Docker Executor Infrastructure Upgrade

What is happening?

As a part of our commitment to keep our systems secure and performant we will be gradually rolling out an update to the infrastructure that runs your Docker executor jobs.

This update is intended to be transparent to users. While we have undertaken significant developer effort to ensure that you do not notice any differences in behaviour, this is a considerable change to the underlying platform and as such as some users may experience unexpected issues. In this unlikely eventuality we ask that you let us know on this post or by opening a support ticket.

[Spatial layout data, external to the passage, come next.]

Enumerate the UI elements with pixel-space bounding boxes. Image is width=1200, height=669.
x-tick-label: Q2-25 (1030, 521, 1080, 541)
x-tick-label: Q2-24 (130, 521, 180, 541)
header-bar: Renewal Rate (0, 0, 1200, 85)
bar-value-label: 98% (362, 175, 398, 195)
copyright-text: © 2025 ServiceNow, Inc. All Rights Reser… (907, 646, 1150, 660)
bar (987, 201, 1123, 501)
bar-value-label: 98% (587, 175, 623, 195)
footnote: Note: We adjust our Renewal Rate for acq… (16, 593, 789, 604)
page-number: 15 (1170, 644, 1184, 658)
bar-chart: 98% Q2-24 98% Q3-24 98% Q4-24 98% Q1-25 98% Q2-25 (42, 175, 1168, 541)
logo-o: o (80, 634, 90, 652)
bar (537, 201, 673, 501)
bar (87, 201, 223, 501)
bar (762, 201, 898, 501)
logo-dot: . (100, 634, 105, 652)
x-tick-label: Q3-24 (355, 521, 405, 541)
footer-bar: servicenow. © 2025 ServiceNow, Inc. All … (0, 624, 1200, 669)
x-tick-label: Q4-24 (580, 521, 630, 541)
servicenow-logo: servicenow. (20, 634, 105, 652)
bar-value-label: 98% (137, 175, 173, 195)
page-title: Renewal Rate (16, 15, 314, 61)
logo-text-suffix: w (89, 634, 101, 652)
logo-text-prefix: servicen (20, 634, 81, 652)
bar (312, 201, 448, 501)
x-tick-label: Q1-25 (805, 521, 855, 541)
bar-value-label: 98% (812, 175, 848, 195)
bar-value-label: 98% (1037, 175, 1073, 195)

You will be able to tell if your job has run on the new infrastructure if the “Spin up environment” step includes the phrase Using the v2 container runtime.

Why are we doing this?

New versions of our host OS that Docker jobs run on changes features that the executor relies on. In order to upgrade the OS, we’ve had to make changes to how jobs are run. This will allow us to upgrade to newer releases and continue to receive security and bug fixes.

When are we doing this?

We will start the rollout today and customers will be gradually included over the coming weeks. We don’t have a fixed schedule at this time, as we want to be flexible to address any issues as they come up.

Who is affected?

Anyone running jobs on the Docker executor will be included eventually. Remote docker (Docker jobs with a setup_remote_docker step) are unaffected.

2 Likes

Hello, our builds just started using the upgrade and now they are all failing. It seems that they sort of hang on the postgres step. There are no errors. The last build that passed was yesterday AM and I confirmed that those builds were using v1 (Build-agent version 1.0.256087-2b0fd3f9 (2024-11-05T16:22:22+0000).) Any suggestions on how to proceed? We already submitted a support ticket.

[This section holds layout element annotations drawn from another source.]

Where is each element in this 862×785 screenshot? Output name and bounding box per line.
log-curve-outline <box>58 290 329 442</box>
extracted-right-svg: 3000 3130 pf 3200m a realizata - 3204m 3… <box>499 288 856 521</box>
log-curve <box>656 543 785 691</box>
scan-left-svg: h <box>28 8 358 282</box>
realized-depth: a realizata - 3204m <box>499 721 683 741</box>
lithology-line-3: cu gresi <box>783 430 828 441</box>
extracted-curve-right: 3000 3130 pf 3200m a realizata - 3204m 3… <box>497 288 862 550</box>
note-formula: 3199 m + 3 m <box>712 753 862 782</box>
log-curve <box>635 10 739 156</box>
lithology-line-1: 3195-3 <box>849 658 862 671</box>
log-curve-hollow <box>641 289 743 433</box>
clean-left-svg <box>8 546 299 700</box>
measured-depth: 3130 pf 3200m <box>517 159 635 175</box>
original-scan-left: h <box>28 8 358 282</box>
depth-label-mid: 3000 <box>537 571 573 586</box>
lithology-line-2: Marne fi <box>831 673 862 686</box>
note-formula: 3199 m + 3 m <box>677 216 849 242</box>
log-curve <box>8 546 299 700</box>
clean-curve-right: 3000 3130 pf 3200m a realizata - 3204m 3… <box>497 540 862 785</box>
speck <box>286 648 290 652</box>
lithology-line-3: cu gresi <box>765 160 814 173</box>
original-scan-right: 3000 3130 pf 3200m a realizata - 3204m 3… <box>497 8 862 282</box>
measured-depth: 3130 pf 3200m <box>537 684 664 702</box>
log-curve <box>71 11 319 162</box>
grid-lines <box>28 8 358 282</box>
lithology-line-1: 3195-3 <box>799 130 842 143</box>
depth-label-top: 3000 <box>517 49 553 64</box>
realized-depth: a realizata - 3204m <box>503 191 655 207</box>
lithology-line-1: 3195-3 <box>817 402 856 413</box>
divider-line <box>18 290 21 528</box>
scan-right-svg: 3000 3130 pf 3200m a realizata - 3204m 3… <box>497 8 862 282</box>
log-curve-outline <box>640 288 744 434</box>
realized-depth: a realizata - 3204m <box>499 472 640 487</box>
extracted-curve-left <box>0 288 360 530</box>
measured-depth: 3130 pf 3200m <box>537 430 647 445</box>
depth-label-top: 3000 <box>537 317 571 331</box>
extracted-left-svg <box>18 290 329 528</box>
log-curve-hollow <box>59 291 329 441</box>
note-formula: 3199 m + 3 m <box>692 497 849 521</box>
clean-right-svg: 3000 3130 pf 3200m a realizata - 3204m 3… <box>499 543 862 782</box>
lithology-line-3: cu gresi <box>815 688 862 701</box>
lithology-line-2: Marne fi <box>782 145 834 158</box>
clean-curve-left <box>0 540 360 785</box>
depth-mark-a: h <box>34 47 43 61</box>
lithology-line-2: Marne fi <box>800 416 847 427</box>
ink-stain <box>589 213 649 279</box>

@vcan Thank you for your support ticket, and our apologies for any inconvenience caused. We have disabled the changes while we investigate the issue. You should be able to build normally.

1 Like

@MarkFowler Thank you for the quick reply. Our builds are working as expected now! I appreciate your help.

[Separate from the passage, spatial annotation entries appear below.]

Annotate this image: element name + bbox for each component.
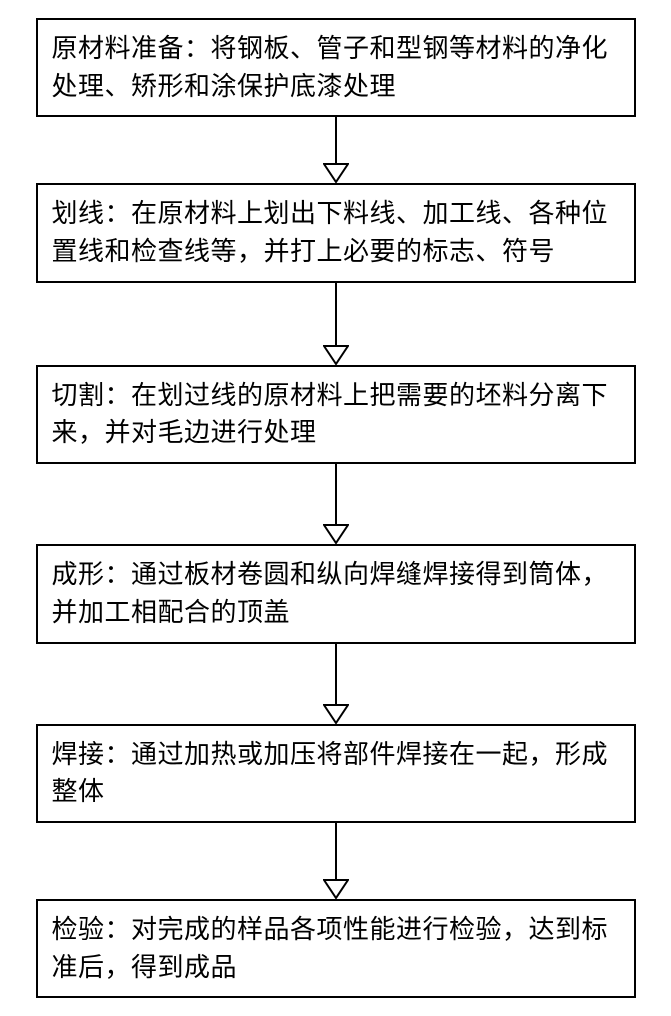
flowchart-container: 原材料准备：将钢板、管子和型钢等材料的净化处理、矫形和涂保护底漆处理 划线：在原… xyxy=(0,0,671,1016)
arrow-head-icon xyxy=(323,524,349,544)
arrow-head-icon xyxy=(323,163,349,183)
node-text: 原材料准备：将钢板、管子和型钢等材料的净化处理、矫形和涂保护底漆处理 xyxy=(52,34,609,101)
process-node: 成形：通过板材卷圆和纵向焊缝焊接得到筒体，并加工相配合的顶盖 xyxy=(36,544,636,643)
process-node: 检验：对完成的样品各项性能进行检验，达到标准后，得到成品 xyxy=(36,899,636,998)
flow-arrow xyxy=(323,644,349,724)
arrow-stem xyxy=(335,644,337,704)
node-text: 检验：对完成的样品各项性能进行检验，达到标准后，得到成品 xyxy=(52,915,609,982)
process-node: 划线：在原材料上划出下料线、加工线、各种位置线和检查线等，并打上必要的标志、符号 xyxy=(36,183,636,282)
node-text: 划线：在原材料上划出下料线、加工线、各种位置线和检查线等，并打上必要的标志、符号 xyxy=(52,199,609,266)
arrow-stem xyxy=(335,117,337,163)
node-text: 成形：通过板材卷圆和纵向焊缝焊接得到筒体，并加工相配合的顶盖 xyxy=(52,560,609,627)
flow-arrow xyxy=(323,117,349,183)
process-node: 原材料准备：将钢板、管子和型钢等材料的净化处理、矫形和涂保护底漆处理 xyxy=(36,18,636,117)
process-node: 切割：在划过线的原材料上把需要的坯料分离下来，并对毛边进行处理 xyxy=(36,365,636,464)
arrow-stem xyxy=(335,823,337,879)
flow-arrow xyxy=(323,283,349,365)
node-text: 切割：在划过线的原材料上把需要的坯料分离下来，并对毛边进行处理 xyxy=(52,381,609,448)
node-text: 焊接：通过加热或加压将部件焊接在一起，形成整体 xyxy=(52,740,609,807)
arrow-head-icon xyxy=(323,879,349,899)
arrow-head-icon xyxy=(323,345,349,365)
flow-arrow xyxy=(323,823,349,899)
arrow-head-icon xyxy=(323,704,349,724)
flow-arrow xyxy=(323,464,349,544)
arrow-stem xyxy=(335,283,337,345)
arrow-stem xyxy=(335,464,337,524)
process-node: 焊接：通过加热或加压将部件焊接在一起，形成整体 xyxy=(36,724,636,823)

Hi @vcan. We’ve deployed a fix for the issue you encountered and re-enabled the rollout. Thank you again for your understanding and for letting us know.

1 Like

Hi Dominic,

I’m seeing an error about CCI not being able to find the cimg/python:3.12.2 on a particular project but other use the same executor without trouble

Build-agent version 1.0.256087-2b0fd3f9 (2024-11-05T16:22:22+0000).
System information:
 Server Version: 24.0.9
 Storage Driver: overlay2
  Backing Filesystem: xfs
 Cgroup Driver: cgroupfs
 Cgroup Version: 1
 Kernel Version: 5.15.0-1057-aws
 Operating System: Ubuntu 20.04.6 LTS
 OSType: linux
 Architecture: x86_64

Starting container cimg/python:3.12.2 
  image cache not found on this host, downloading cimg/python:3.12.2 

invalid reference format

Hi @carlosjgp,

From the output you’ve provided, it doesn’t look like this job was included in the role out, so this upgrade is unlikely to be the cause.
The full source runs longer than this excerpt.